Он сидел, согнувшись, среди карточек, как в бумажном снегу. Фен шумел рядом, гудел равномерно, монотонно, будто напоминал о дыхании — чужом, тяжёлом, не его. Воздух вокруг стал вязким, словно наэлектризованным. Всё слышалось будто через вату: звук собственного дыхания, слабый гул от вентиляции, даже стук сердца — как будто не внутри, а где-то за стенкой.
В глазах защипало. То ли от напряжения, то ли от запаха. Сырость на пальцах уже не казалась просто водой — скорее слизью, липкой, живой. Он провёл рукой по лицу, оставив мокрую полоску. Как будто лицо было тоже из бумаги, и на нём проступали строки.
В памяти вдруг всплыло: ему было лет одиннадцать, зима, дом ещё с дедом был цел, и тогда прорвало трубу в подвале. Книги, газеты, папки — всё стояло в воде. Отец тогда сказал: «Бумага помнит. Её не отмоешь, только заново напиши». И Николай, пацаном, выносил эти набухшие тома — они были как мёртвые птицы: тяжёлые, мокрые, с распухшими буквами, расползающимися названиями. Он тогда подумал, что книги могут умирать. И теперь — чувствовал, что не ошибался. Просто не знал, как быстро.
Он взял следующую карточку и почти сразу понял, что она другая. Бумага — тоньше. Чернила — свежее. Она ещё не промокла, но уже начала. И имя на ней... его. Михайлов Николай Аркадьевич. Аккуратно, чётко, словно для наградного листа. Подчёркнуто. Красной пастой. Не его почерком, но… как-то слишком близко.
Он замер. Во рту пересохло. Воздух стал плотнее, а в левое ухо будто бы кто-то дунул — не сильно, но прямо в самый мозг. И сразу же — боль. Тонкая, скребущая. Зубной мост завибрировал. Мелко, как ржавый радиоприёмник, ловящий чужие голоса. Гул пошёл в челюсть, в скулу, дальше — в шею. Он наклонился, прижав ухо к плечу, как будто так можно было спрятаться.
— Не трогай меня… — выдохнул он, тихо, без надрыва. — Не трогай меня так близко.

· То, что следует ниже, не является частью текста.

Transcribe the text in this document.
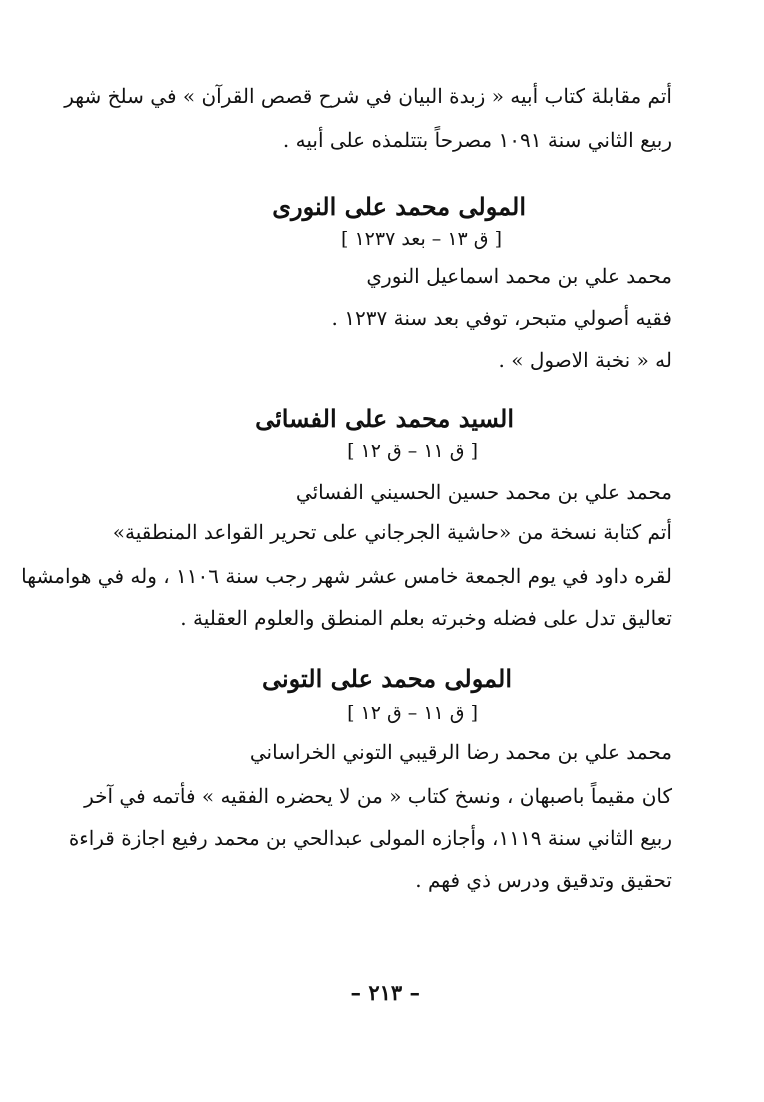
أتم مقابلة كتاب أبيه « زبدة البيان في شرح قصص القرآن » في سلخ شهر

ربيع الثاني سنة ١٠٩١ مصرحاً بتتلمذه على أبيه .

المولى محمد على النورى

[ ق ١٣ – بعد ١٢٣٧ ]

محمد علي بن محمد اسماعيل النوري

فقيه أصولي متبحر، توفي بعد سنة ١٢٣٧ .

له « نخبة الاصول » .

السيد محمد على الفسائى

[ ق ١١ – ق ١٢ ]

محمد علي بن محمد حسين الحسيني الفسائي

أتم كتابة نسخة من «حاشية الجرجاني على تحرير القواعد المنطقية»

لقره داود في يوم الجمعة خامس عشر شهر رجب سنة ١١٠٦ ، وله في هوامشها

تعاليق تدل على فضله وخبرته بعلم المنطق والعلوم العقلية .

المولى محمد على التونى

[ ق ١١ – ق ١٢ ]

محمد علي بن محمد رضا الرقيبي التوني الخراساني

كان مقيماً باصبهان ، ونسخ كتاب « من لا يحضره الفقيه » فأتمه في آخر

ربيع الثاني سنة ١١١٩، وأجازه المولى عبدالحي بن محمد رفيع اجازة قراءة

تحقيق وتدقيق ودرس ذي فهم .

– ٢١٣ –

Фен отлетел со стула, упал на пол с глухим тумп, будто его оттолкнули. Николай дёрнулся, вскочил, схватился за край стеллажа. Рука скользнула по сырой полке. Мир покачнулся. Он увидел свою карточку на полу, рядом с феном. Красная линия на ней дрожала, как порез на шее.

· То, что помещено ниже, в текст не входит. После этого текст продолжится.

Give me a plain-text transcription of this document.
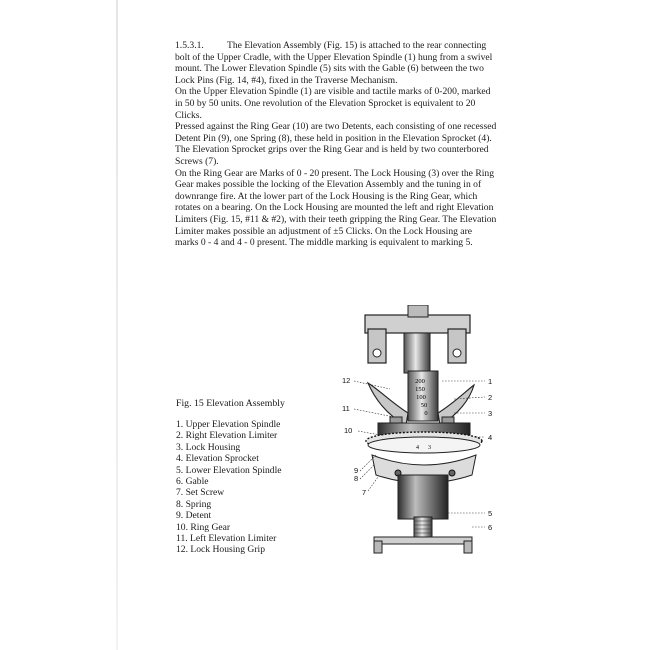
1.5.3.1. The Elevation Assembly (Fig. 15) is attached to the rear connecting bolt of the Upper Cradle, with the Upper Elevation Spindle (1) hung from a swivel mount. The Lower Elevation Spindle (5) sits with the Gable (6) between the two Lock Pins (Fig. 14, #4), fixed in the Traverse Mechanism.

On the Upper Elevation Spindle (1) are visible and tactile marks of 0-200, marked in 50 by 50 units. One revolution of the Elevation Sprocket is equivalent to 20 Clicks.

Pressed against the Ring Gear (10) are two Detents, each consisting of one recessed Detent Pin (9), one Spring (8), these held in position in the Elevation Sprocket (4). The Elevation Sprocket grips over the Ring Gear and is held by two counterbored Screws (7).

On the Ring Gear are Marks of 0 - 20 present. The Lock Housing (3) over the Ring Gear makes possible the locking of the Elevation Assembly and the tuning in of downrange fire. At the lower part of the Lock Housing is the Ring Gear, which rotates on a bearing. On the Lock Housing are mounted the left and right Elevation Limiters (Fig. 15, #11 & #2), with their teeth gripping the Ring Gear. The Elevation Limiter makes possible an adjustment of ±5 Clicks. On the Lock Housing are marks 0 - 4 and 4 - 0 present. The middle marking is equivalent to marking 5.

Fig. 15 Elevation Assembly
1. Upper Elevation Spindle
2. Right Elevation Limiter
3. Lock Housing
4. Elevation Sprocket
5. Lower Elevation Spindle
6. Gable
7. Set Screw
8. Spring
9. Detent
10. Ring Gear
11. Left Elevation Limiter
12. Lock Housing Grip
200
150
100
50
0
4 3
12	1
2
3
11
10
4
9
8
7
5
6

Он открыл книгу. Неосознанно. Не с целью — с рефлексом. Как будто она была ингалятором, из которого можно было вдохнуть смысл. Страницы раскрылись сами, почти с щелчком. И там — посередине, на развороте — жирной, водянистой, будто капающей пастой:
«Вода запоминает. Бумага врёт. Не слушай, читай».
Он смотрел, не моргая. Буквы были свежие, как будто только написаны. И пахли — чернилами, влагой, чем-то болотным. Они расплывались по волокнам, будто их капали сверху — не ручкой, а пальцами. Вся страница дрожала. Или это он дрожал?
В этот момент он понял: всё, что он считал формой — каталог, бумага, шкафы, полки, его блокнот — уже не формы. А оболочки. В которых что-то дышит. Смотрит. И пишет. Даже до того, как произошло. Даже до того, как ты понял, что читаешь.
Он закрыл книгу. Медленно. Без звука. Пальцы были мокрые. Но не от неё. От него самого. И впервые в жизни — он почувствовал, что его уже прочли. До конца.
Он снова включил фен. Не из логики — из злости. Из упрямства, как ставят ведро под протекающий потолок, зная, что крыша всё равно сорвана. Фен загудел с привычной жалобной нотой, дул на карточки, словно пытался отпарить не бумагу, а саму смерть, впитавшуюся в чернила. Воздух над ящиком дрожал, теплел, исчезал. Мокрые имена начали подсыхать. Красная паста выцвела. Как будто он выиграл. На пару минут.
Он выпрямился, отошёл в сторону. Вода в ботинке хлюпнула — он даже не заметил, когда она там появилась. Оглянулся на дверь — и вдруг понял, что не слышит шагов. Ни сверху, ни с коридора. Библиотека затихла. Не так, как ночью, когда тишина — это просто отсутствие звуков. А так, как в морге: когда всё уже пришло в покой, но ещё осталось. Пространство стало глухим. Не пустым, нет. Именно глухим, как комната, где кто-то только что кричал, и теперь воздух доживает остаточный стон.